If a system is already in a safe state, we can try to stay away from an unsafe state and avoid deadlock. Deadlocks cannot be avoided in an unsafe state. A system can be considered to be in safe state if it is not in a state of deadlock and can allocate resources upto the maximum available. A safe sequence of processes and allocation of resources ensures a safe state. Deadlock avoidance algorithms try not to allocate resources to a process if it will make the system in an unsafe state. Since resource allocation is not done right away in some cases, deadlock avoidance algorithms also suffer from low resource utilization problem.
A resource allocation graph is generally used to avoid deadlocks. If there are no cycles in the resource allocation graph, then there are no deadlocks. If there are cycles, there may be a deadlock. If there is only one instance of every resource, then a cycle implies a deadlock. Vertices of the resource allocation graph are resources and processes. The resource allocation graph has request edges and assignment edges. An edge from a process to resource is a request edge and an edge from a resource to process is an allocation edge. A calm edge denotes that a request may be made in future and is represented as a dashed line.

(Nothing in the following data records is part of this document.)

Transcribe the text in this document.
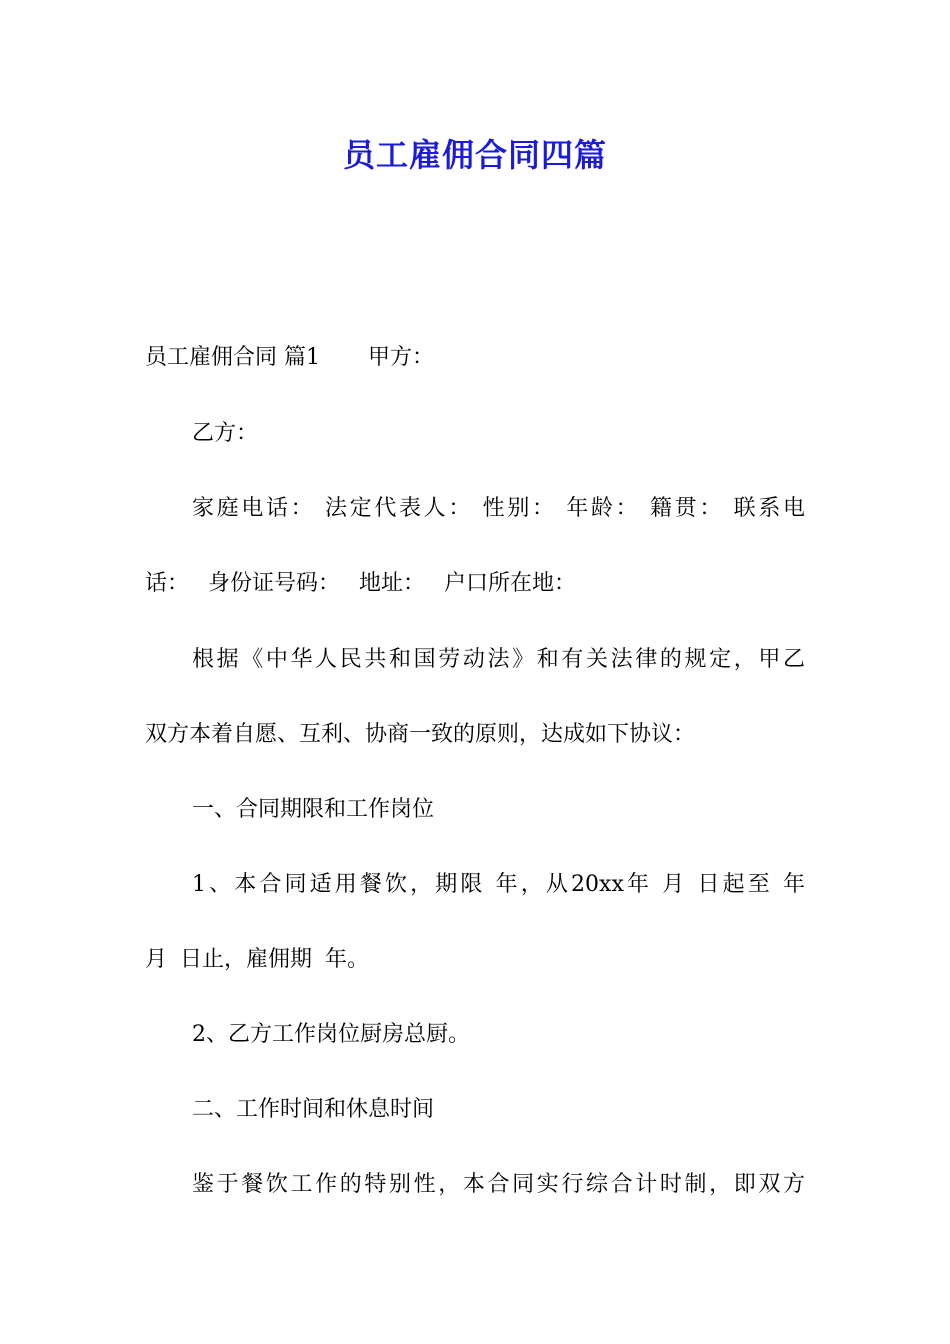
员工雇佣合同四篇

员工雇佣合同 篇1 甲方：

乙方：

家庭电话： 法定代表人： 性别： 年龄： 籍贯： 联系电

话： 身份证号码： 地址： 户口所在地：

根据《中华人民共和国劳动法》和有关法律的规定，甲乙

双方本着自愿、互利、协商一致的原则，达成如下协议：

一、合同期限和工作岗位

1、本合同适用餐饮，期限 年，从20xx年 月 日起至 年

月 日止，雇佣期 年。

2、乙方工作岗位厨房总厨。

二、工作时间和休息时间

鉴于餐饮工作的特别性，本合同实行综合计时制，即双方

Based on calm edges we can see if there is a chance for a cycle and then grant requests if the system will again be in a safe state.
Consider the image with calm edges as below:
If R2 is allocated to p2 and if P1 request for R2, there will be a deadlock.
The resource allocation graph is not much useful if there are multiple instances for a resource. In such a case, we can use Banker’s algorithm. In this algorithm, every process must tell upfront the maximum resource of each type it need, subject to the maximum available instances for each type. Allocation of resources is made only, if the allocation ensures a safe state; else the processes need to wait. The Banker’s algorithm can be divided into two parts: Safety algorithm if a system is in a safe state or not. The resource request algorithm make an assumption of allocation and see if the system will be in a safe state. If the new state is unsafe, the resources are not allocated and the data structures are restored to their previous state; in this case the processes must wait for the resource. You can refer to any operating system text books for details of these algorithms.
If deadlock prevention and avoidance are not done properly, as deadlock may occur and only things left to do is to detect the recover from the deadlock.
If all resource types has only single instance, then we can use a graph called wait-for-graph, which is a variant of resource allocation graph. Here, vertices represent processes and a directed edge from P1 to P2 indicate that P1 is waiting for a resource held by P2. Like in the case of resource allocation graph, a cycle in a wait-for-graph indicate a deadlock. So the system can maintain a wait-for-graph and check for cycles periodically to detect any deadlocks.
The wait-for-graph is not much useful if there are multiple instances for a resource, as a cycle may not imply a deadlock. In such a case, we can use an algorithm similar to Banker’s algorithm to detect deadlock. We can see if further allocations can be made on not based on current allocations. You can refer to any operating system text books for details of these algorithms.
Once a deadlock is detected, you will have to break the deadlock. It can be done through different ways, including, aborting one or more processes to break the circular wait condition causing the deadlock and preempting resources from one or more processes which are deadlocked.